Film "My Beautiful Laundrette" de Stephen Frears

Film « My Beautiful Laundrette » de Stephen Frears


 

Le héros homosexuel n’accepte pas que la mariée soit fragile, vulnérable, qu’elle ne soit pas l’incarnation de la totalité de la différence des sexes. Il est obsédé par la blancheur des vêtements et passe parfois son temps dans les laveries automatiques : cf. le film « Nettoyage à sec » (1997) de Gilles Taurand, la pièce D’habitude j’me marie pas ! (2008) de Stéphane Hénon et Philippe Hodora (avec le pressing), le film « My Beautiful Laundrette » (1985) de Stephen Frears (avec Omar et Johnny, le couple homo ouvrant un pressing), le film « Odd Sock » (2000) de Colette Cullen (avec le coming out entre le fils et la mère face à la machine à laver), le film « Car Wash » (1976) de Michael Schultz, le film « When Night Is Falling » (1995) de Patricia Rozema, le film « Les Témoins » (2006) d’André Téchiné, le film « Qu’est-ce que j’ai fait pour mériter ça ? » (1984) de Pedro Almodóvar, le poème Howlin’ (1956) d’Allen Ginsberg, le film « Les Chattes » (1964) d’Henning Carlsen (avec la blanchisserie), le film « Mondo Trasho » (1970) de John Waters, la pièce Cannibales (2008) de Ronan Chéneau (avec les détergents), etc.

 

Par exemple, dans le film « L’Homme blessé » (1983) de Patrice Chéreau, les amants Jean et Henri se rendent dans une laverie-pressing pour y piquer du fric. Dans la comédie musicale Hairspray (2011) de John Waters, Edna Turnblad, la mère de Tracy, est interprétée par un homme travesti, et passe son temps à « laver et repasser les vêtements des autres ». Dans le film « Musée haut, Musée bas » (2007) de Jean-Michel Ribes, Andrea, la mère de José le héros homosexuel (qui la tuera pour en faire une œuvre d’art), travaille dans un pressing. Dans le roman Les Nettoyeurs (2006) de Vincent Petitet, Antoine, le héros, se voit forcé de travailler pour Euroclean, une entreprise inhumaine dans le secteur du nettoyage. Dans la pièce Le Frigo (1983) de Copi, Goliatha a « envoyé au pressing » la corde de sa patronne transgenre M to F « L. » avec laquelle celle-ci voulait se pendre. Dans le film « Sing » (« Tous en scène », 2016) de Garth Jennings, Gunther, le cochon homosexuel, se retrouve enfermé dans une machine à laver pendant sa chorégraphie avec Rosita.
 

Dans la pièce Soixante degrés (2016) de Jean Franco et Jérôme Paza, toute l’intrigue bisexuelle entre Rémi et Damien se déroule dans une laverie.
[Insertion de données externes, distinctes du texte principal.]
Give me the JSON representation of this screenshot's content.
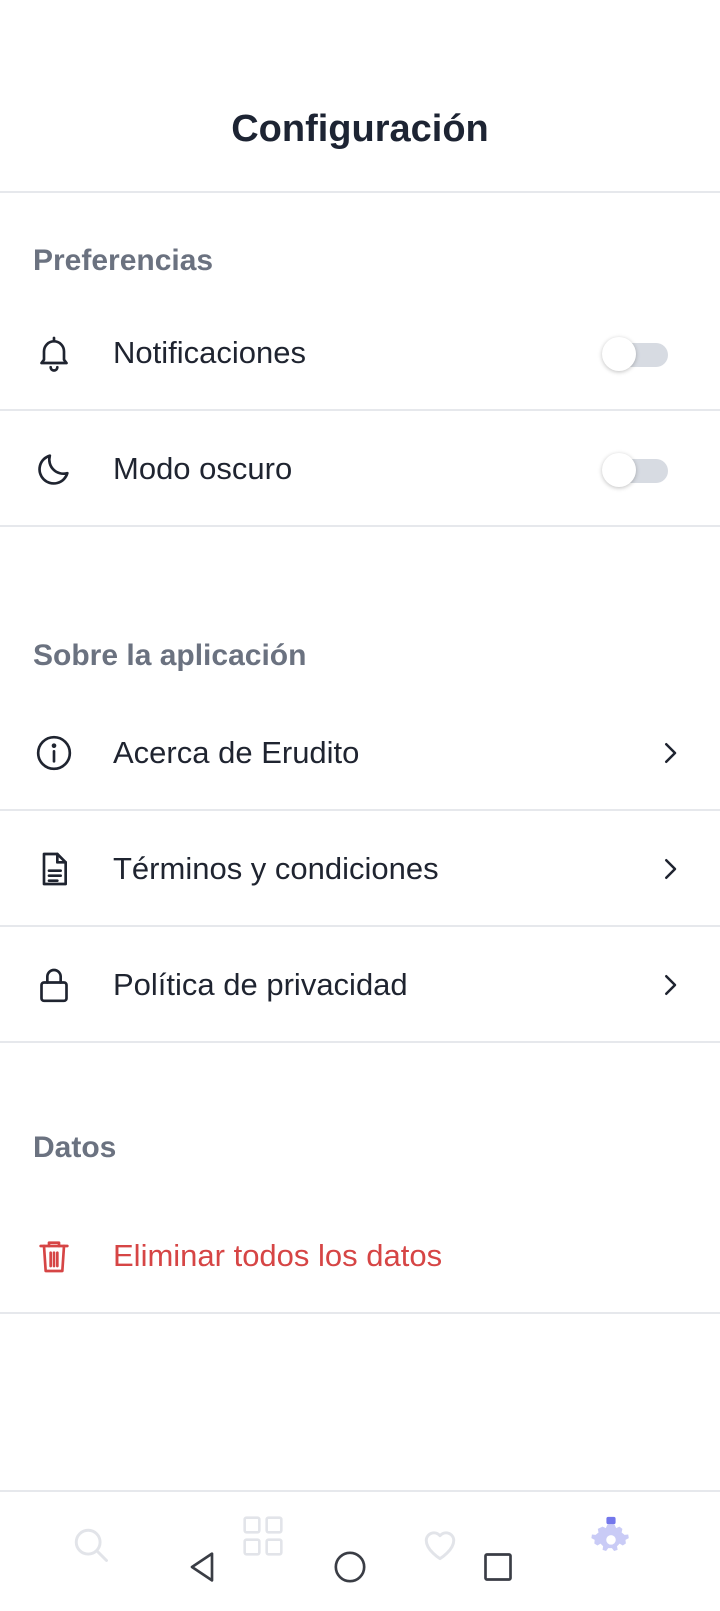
{
  "header": {
    "title": "Configuración"
  },
  "sections": [
    {
      "label": "Preferencias",
      "items": [
        {
          "label": "Notificaciones",
          "icon": "bell-icon",
          "toggle": false
        },
        {
          "label": "Modo oscuro",
          "icon": "moon-icon",
          "toggle": false
        }
      ]
    },
    {
      "label": "Sobre la aplicación",
      "items": [
        {
          "label": "Acerca de Erudito",
          "icon": "info-icon"
        },
        {
          "label": "Términos y condiciones",
          "icon": "document-icon"
        },
        {
          "label": "Política de privacidad",
          "icon": "lock-icon"
        }
      ]
    },
    {
      "label": "Datos",
      "items": [
        {
          "label": "Eliminar todos los datos",
          "icon": "trash-icon"
        }
      ]
    }
  ],
  "bottom_nav": {
    "tabs": [
      "search-icon",
      "grid-icon",
      "heart-icon",
      "gear-icon"
    ],
    "active": "gear-icon"
  },
  "system_nav": [
    "back-icon",
    "home-icon",
    "recents-icon"
  ],
  "colors": {
    "text": "#1f2430",
    "section_label": "#6b7280",
    "danger": "#d64545",
    "divider": "#e6e8ec",
    "toggle_off": "#d7dbe2",
    "active_tab": "#5b5fe8"
  }
}
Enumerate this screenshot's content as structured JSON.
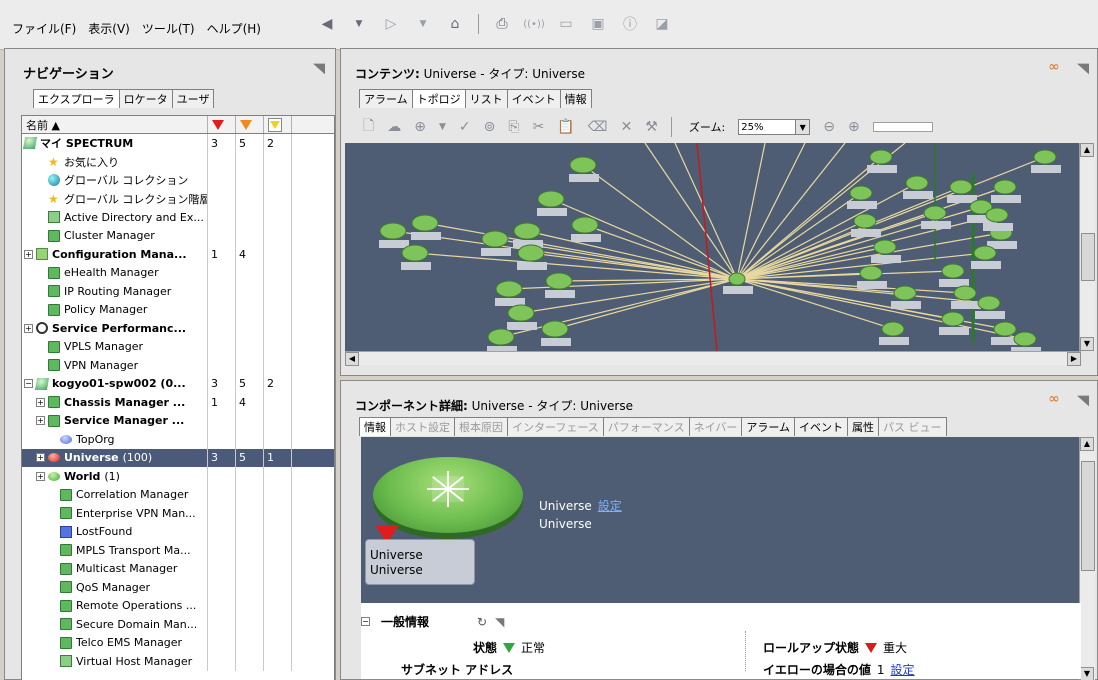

Celle-ci est montrée comme le lieu par excellence de la drague amoureuse homosexuelle : « C’est calme, le soir, la laverie… » (Rémi) ; « Ça va devenir une habitude. La prochaine fois, on peut se filer directement rancard. » (Damien) ; etc. Rémi, qui ne se présente pas comme « homo », commence à s’enticher de Damien, l’hétérosexuel qui écoute « Take On Me » de A-ha dans la laverie et lave son linge avec la lessive OMO : « Je crois qu’il vaut mieux que tu restes encore mon pote de laverie… que tu ne restes que mon pote de laverie. » dit-il à Damien qui lui propose un dîner. Rémi, comédien au théâtre, en boutade, déclare à son ami qu’il se prend pour une machine à laver : « Je suis en train de passer une audition pour le rôle d’une machine à laver. » La laverie n’est pas qu’un lieu aseptisé et magique : dès sa première rencontre avec Damien, Rémi manque de s’étrangler avec son écharpe coincée dans une des machines ; et Damien se prend une décharge électrique, également à cause d’une machine à laver.
 

« Tu n’aurais pas un peu d’eau de javel ? » (Balthasar s’adressant à Louis, dans la pièce Dépression très nerveuse (2008) d’Augustin d’Ollone) ; « You wash it, you wash it, you rince… you smell. It smells like a flower! » (Élie Kakou, dans son spectacle comique Élie Kakou au Point Virgule, en 1992) ; « On nettoie tout, tout, tout. C’est notre projet : ouvrir une laverie automatique. » (le couple homo déguisé en femmes de ménage maniaques de la propreté, les « Blues Brosseuses », dans la comédie musicale À voix et à vapeur (2011) de Christian Dupouy) ; « J’étais en train de laver à la main les chemises blanches de Sidi. […] Il fallait vraiment les laver avec soin. C’était ma principale fonction dans cette villa. Rendre aux très nombreuses chemises de Sidi leur blancheur originelle. » (Hadda dans le roman Le Jour du Roi (2010) d’Abdellah Taïa, p. 186) ; « Personne n’a une porte de vestiaire aussi nickel que toi, Romain ! » (Martial s’adressant ironiquement à Romain le héros homosexuel, dans la B.D. Pressions & Impressions (2007) de Didier Eberlé, p. 11) ; « C’est là le problème ! Aujourd’hui il y a des hommes qui se sont posés sur mon arbre. Tu te rends compte ? Justement mon jour de lessive ! » (Jeanne s’adressant à son amie Louise, dans la pièce La Journée d’une rêveuse (1968) de Copi) ; « La douche, c’était le grand moment. » (Eloy, le prostitué homosexuel, passionné de la douche, dans le film « Esos Dos » (2012) de Javier de la Torre) ; « Moi je suis très forte pour la lessive. » (Fougère dans la pièce Les Quatre Jumelles (1973) de Copi) ; « C’est alors que trois de tes petits cousins que je ne connaissais pas arrivèrent. Ils avaient une dizaine d’années et venaient à la maison pour laver ton vélo blanc ! Complètement absurde ! Je leur jetais de l’eau ! » (Bryan racontant le rêve qu’il a fait sur/à Kévin, son amant, dans le roman Si tu avais été… (2009) d’Alexis Hayden et Angel of Ys, p. 372) ; etc.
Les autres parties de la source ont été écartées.